"Constitutionalism is the primary edifice on which Indian democracy stands", says President
The President of India, Shri Pranab Mukherjee received today (April 7, 2016) the first copy of a book ‘Statement of Indian Law: Supreme Court through its Constitution Bench Decisions since 1950’ written by Shri Govind Goel, Advocate, Supreme Court of India. The book was released by Justice TS Thakur, Chief Justice of India at a function held at Rashtrapati Bhavan.
Speaking on the occasion, the President said Constitutionalism is the primary edifice on which the Indian democracy stands. The rule of law is the hallmark of our democracy, due to which every Indian feels empowered, making him or her participate in nation-building with full vigour and enthusiasm.
The President said unlike the Supreme Court of the United States, where judges are appointed for a life term by the political executive keeping in view ideological preferences, judges of the Indian Supreme Court are appointed through a non-political process uninfluenced by such considerations. As a result, the law that has emerged having been interpreted by the Constitution Bench of Indian Supreme Court navigates through diverse social, economic, political, cultural, historical and ethical moors. This has made the Constitution of India a living organic document keeping pace with the changing times.

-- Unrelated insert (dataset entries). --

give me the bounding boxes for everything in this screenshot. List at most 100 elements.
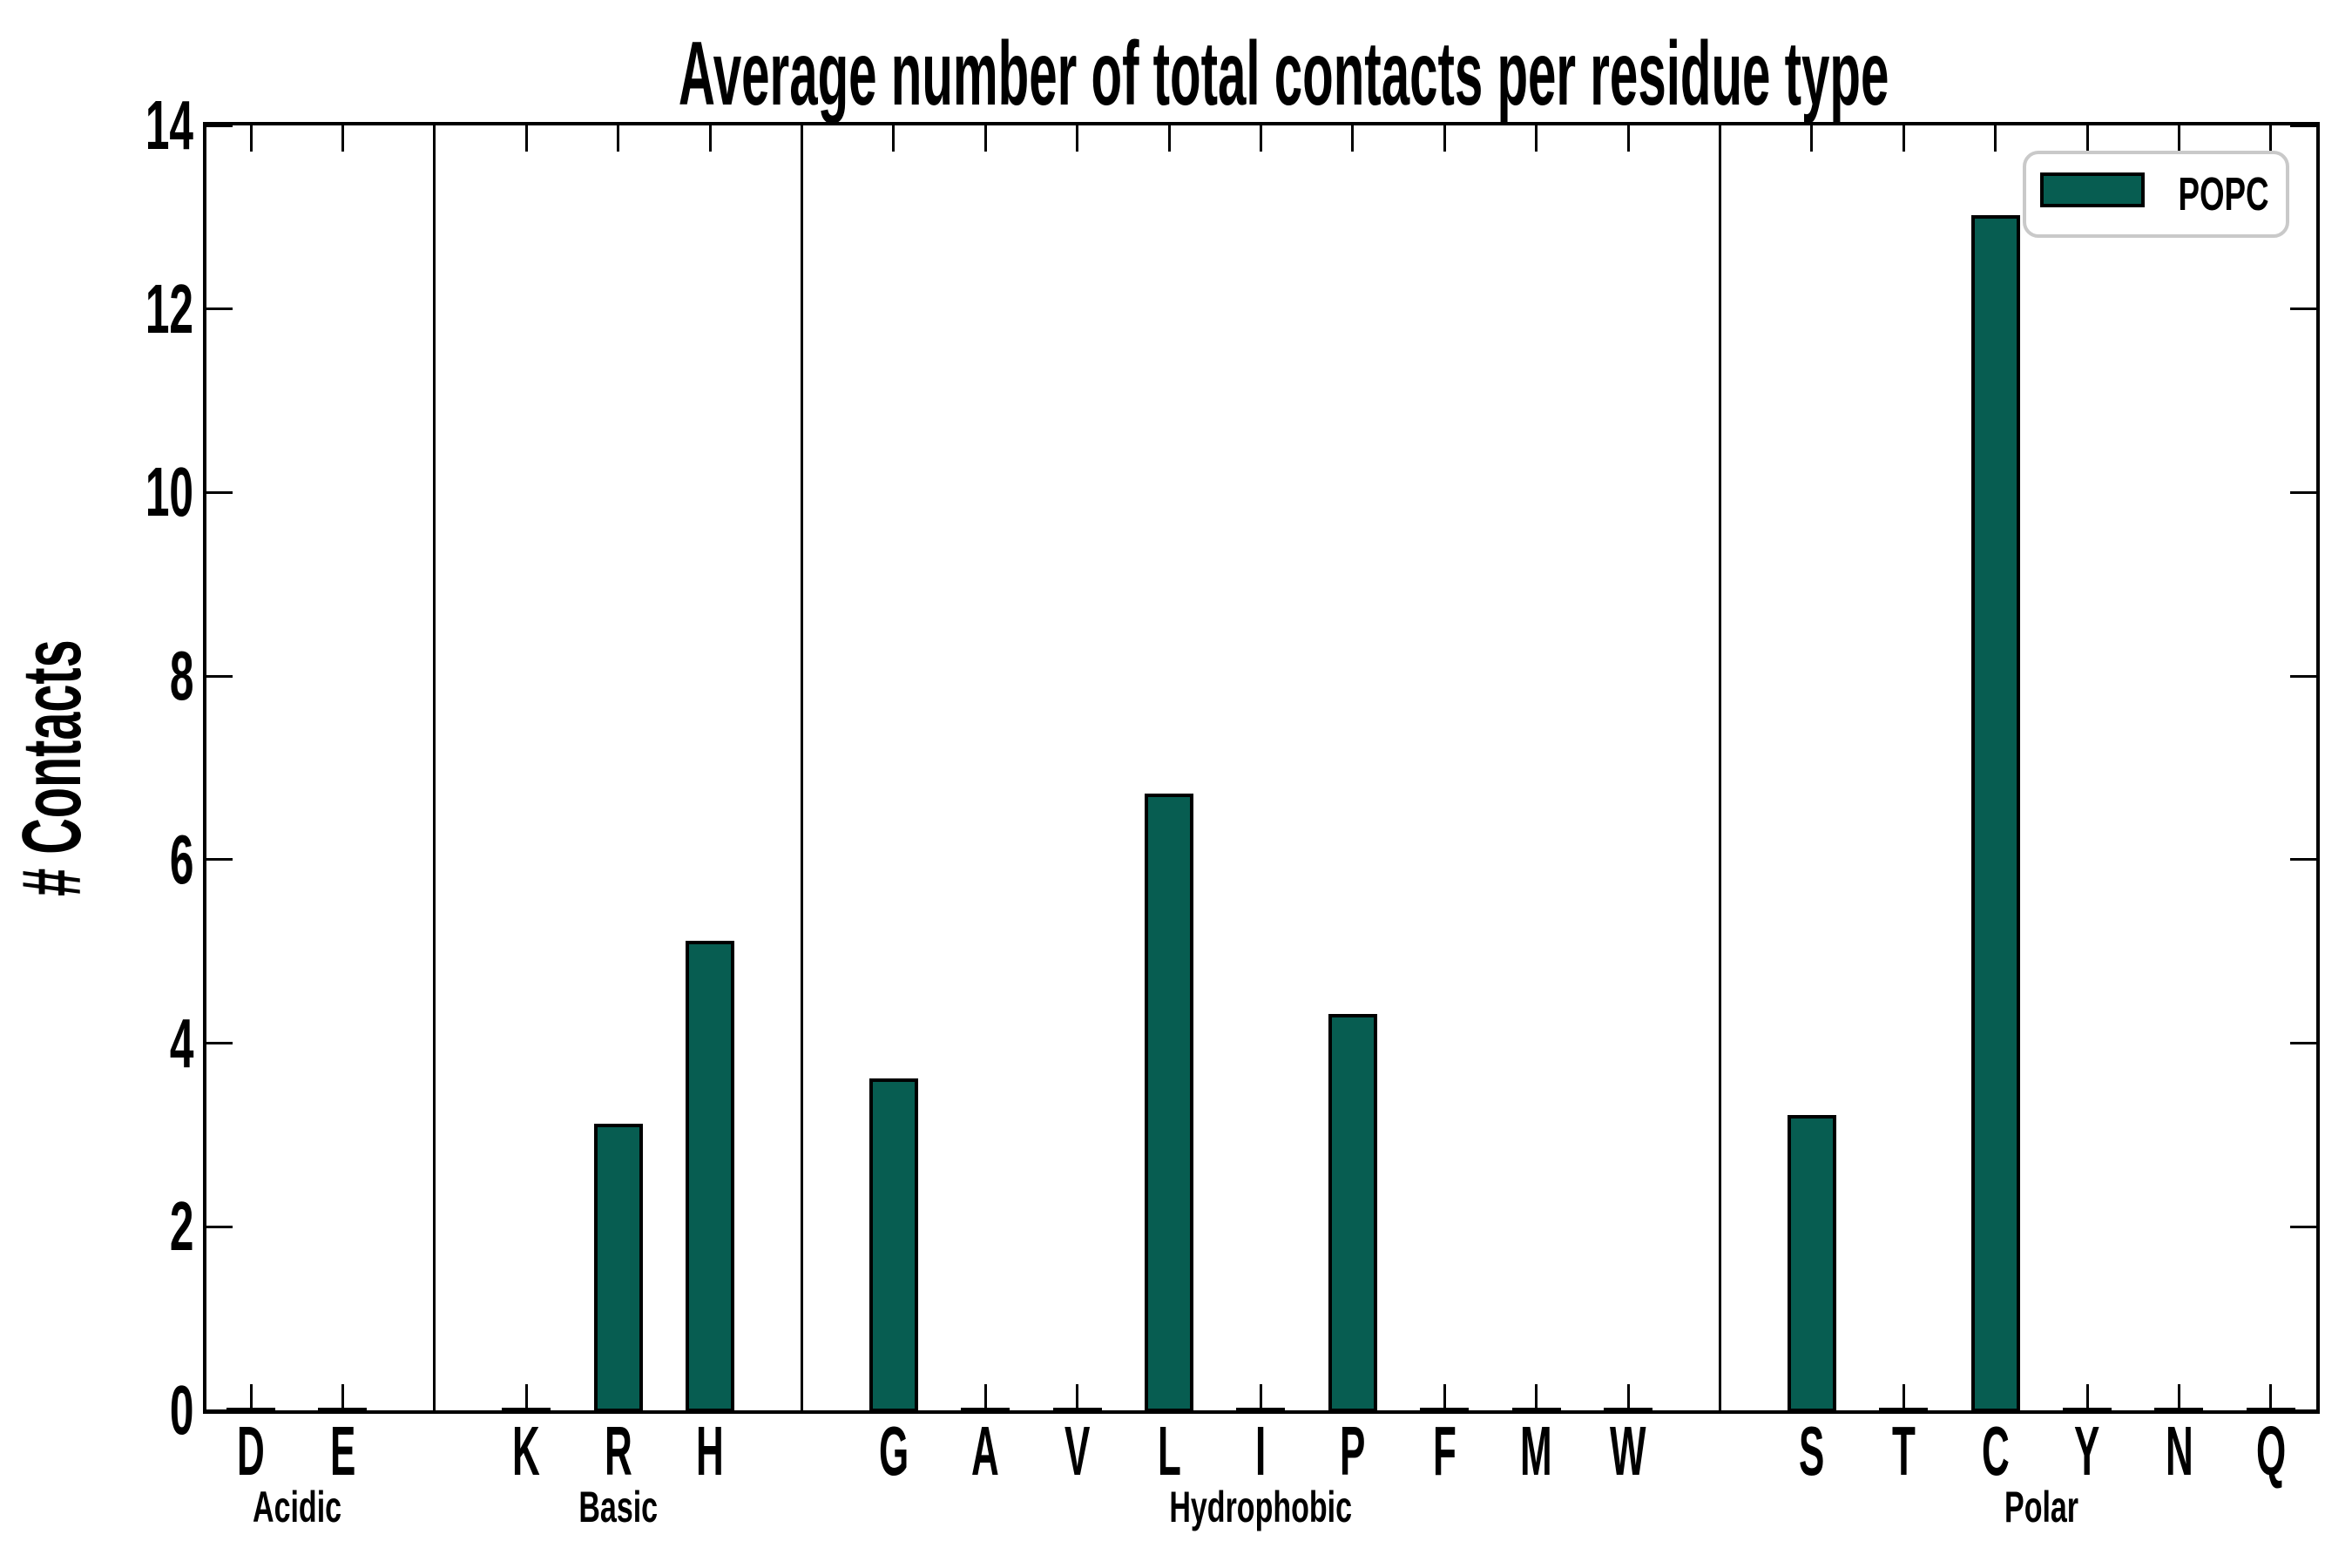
zero-bar-K	[502, 1408, 551, 1412]
y-tick-label-2: 2	[19, 1192, 193, 1261]
x-label-text: M	[1520, 1412, 1552, 1490]
y-tick-left-4	[206, 1042, 233, 1045]
group-label-basic: Basic	[401, 1484, 836, 1531]
x-label-text: W	[1610, 1412, 1646, 1490]
zero-bar-Q	[2246, 1408, 2295, 1412]
x-label-text: H	[696, 1412, 724, 1490]
bar-S	[1787, 1114, 1836, 1412]
zero-bar-V	[1052, 1408, 1102, 1412]
plot-area	[203, 122, 2320, 1414]
x-tick-bottom-Q	[2269, 1384, 2273, 1410]
x-label-A: A	[933, 1412, 1037, 1490]
x-tick-top-V	[1076, 125, 1079, 152]
x-label-text: Y	[2074, 1412, 2100, 1490]
y-tick-label-0: 0	[19, 1375, 193, 1445]
y-tick-label-text: 8	[169, 637, 193, 715]
y-tick-right-14	[2290, 124, 2316, 127]
bar-G	[868, 1078, 918, 1412]
x-label-text: L	[1157, 1412, 1181, 1490]
x-label-M: M	[1484, 1412, 1589, 1490]
x-label-T: T	[1851, 1412, 1956, 1490]
bar-P	[1328, 1013, 1377, 1412]
x-label-text: D	[237, 1412, 265, 1490]
bar-L	[1145, 794, 1193, 1412]
x-label-L: L	[1117, 1412, 1221, 1490]
y-tick-right-12	[2290, 308, 2316, 311]
x-tick-bottom-N	[2177, 1384, 2180, 1410]
x-label-text: N	[2165, 1412, 2193, 1490]
x-tick-top-M	[1535, 125, 1538, 152]
x-tick-top-G	[892, 125, 896, 152]
group-label-acidic: Acidic	[79, 1484, 515, 1531]
y-tick-label-8: 8	[19, 641, 193, 711]
legend-label: POPC	[2157, 154, 2281, 234]
zero-bar-A	[961, 1408, 1010, 1412]
y-tick-label-text: 12	[145, 269, 193, 348]
x-tick-top-S	[1810, 125, 1814, 152]
x-tick-bottom-A	[983, 1384, 987, 1410]
x-tick-top-N	[2177, 125, 2180, 152]
legend: POPC	[2023, 151, 2289, 238]
y-tick-left-6	[206, 858, 233, 862]
x-tick-bottom-E	[341, 1384, 344, 1410]
legend-label-text: POPC	[2178, 168, 2269, 220]
y-tick-label-text: 6	[169, 820, 193, 898]
x-label-text: Q	[2255, 1412, 2286, 1490]
x-label-W: W	[1576, 1412, 1680, 1490]
y-tick-left-10	[206, 490, 233, 494]
x-tick-top-A	[983, 125, 987, 152]
zero-bar-W	[1604, 1408, 1652, 1412]
group-label-text: Acidic	[252, 1483, 341, 1531]
y-tick-label-14: 14	[19, 91, 193, 160]
group-label-hydrophobic: Hydrophobic	[1043, 1484, 1478, 1531]
zero-bar-D	[226, 1408, 275, 1412]
x-label-K: K	[474, 1416, 578, 1486]
y-tick-label-10: 10	[19, 457, 193, 527]
x-label-text: F	[1432, 1412, 1456, 1490]
zero-bar-Y	[2063, 1408, 2112, 1412]
y-tick-label-12: 12	[19, 274, 193, 344]
x-tick-top-K	[524, 125, 528, 152]
zero-bar-M	[1511, 1408, 1561, 1412]
x-label-G: G	[841, 1416, 946, 1486]
y-tick-right-2	[2290, 1225, 2316, 1228]
zero-bar-F	[1420, 1408, 1470, 1412]
x-label-text: A	[971, 1412, 1000, 1490]
group-label-polar: Polar	[1823, 1484, 2259, 1531]
x-label-Y: Y	[2035, 1412, 2139, 1490]
x-label-text: T	[1891, 1412, 1916, 1490]
y-tick-left-0	[206, 1409, 233, 1412]
zero-bar-N	[2154, 1408, 2204, 1412]
x-label-Q: Q	[2219, 1412, 2323, 1490]
group-label-text: Basic	[578, 1483, 658, 1531]
x-tick-bottom-Y	[2085, 1384, 2089, 1410]
y-tick-right-0	[2290, 1409, 2316, 1412]
x-tick-top-R	[617, 125, 620, 152]
y-tick-right-8	[2290, 674, 2316, 678]
y-tick-label-6: 6	[19, 820, 193, 898]
y-tick-label-text: 10	[145, 453, 193, 531]
x-label-text: S	[1799, 1412, 1825, 1490]
y-tick-left-8	[206, 674, 233, 678]
x-label-V: V	[1025, 1412, 1130, 1490]
x-label-text: V	[1064, 1412, 1091, 1490]
y-tick-label-text: 14	[145, 86, 193, 164]
zero-bar-E	[318, 1408, 368, 1412]
x-tick-top-H	[708, 125, 712, 152]
y-tick-right-6	[2290, 858, 2316, 862]
x-tick-top-Q	[2269, 125, 2273, 152]
x-tick-top-L	[1167, 125, 1171, 152]
x-tick-top-C	[1994, 125, 1997, 152]
x-tick-top-F	[1443, 125, 1446, 152]
x-label-text: P	[1340, 1412, 1366, 1490]
x-tick-top-W	[1626, 125, 1630, 152]
x-label-R: R	[566, 1416, 671, 1486]
group-separator-0	[433, 125, 436, 1410]
x-label-text: E	[329, 1412, 356, 1490]
bar-R	[593, 1124, 643, 1412]
x-label-H: H	[658, 1412, 762, 1490]
group-label-text: Polar	[2004, 1483, 2078, 1531]
x-tick-bottom-K	[524, 1384, 528, 1410]
x-tick-top-I	[1259, 125, 1262, 152]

The President said Constitutional Bench decisions have exhibited a reasonable degree of durability and have left indelible footprints on the sands of time. Of the 2,296 decisions of the Constitution Bench, only about one percent have been overruled, which is considerably less than the number of constitutional amendments. Yet, there may be a possibility, and more so desirability, of revisiting the correctness or relevance of a decision as per the contemporary needs of society.
The book ‘Statement of Indian Law: Supreme Court through its Constitution Bench Decisions since 1950’ is a study of all the judgments delivered by the Constitution Bench of the Supreme Court of India since 1950.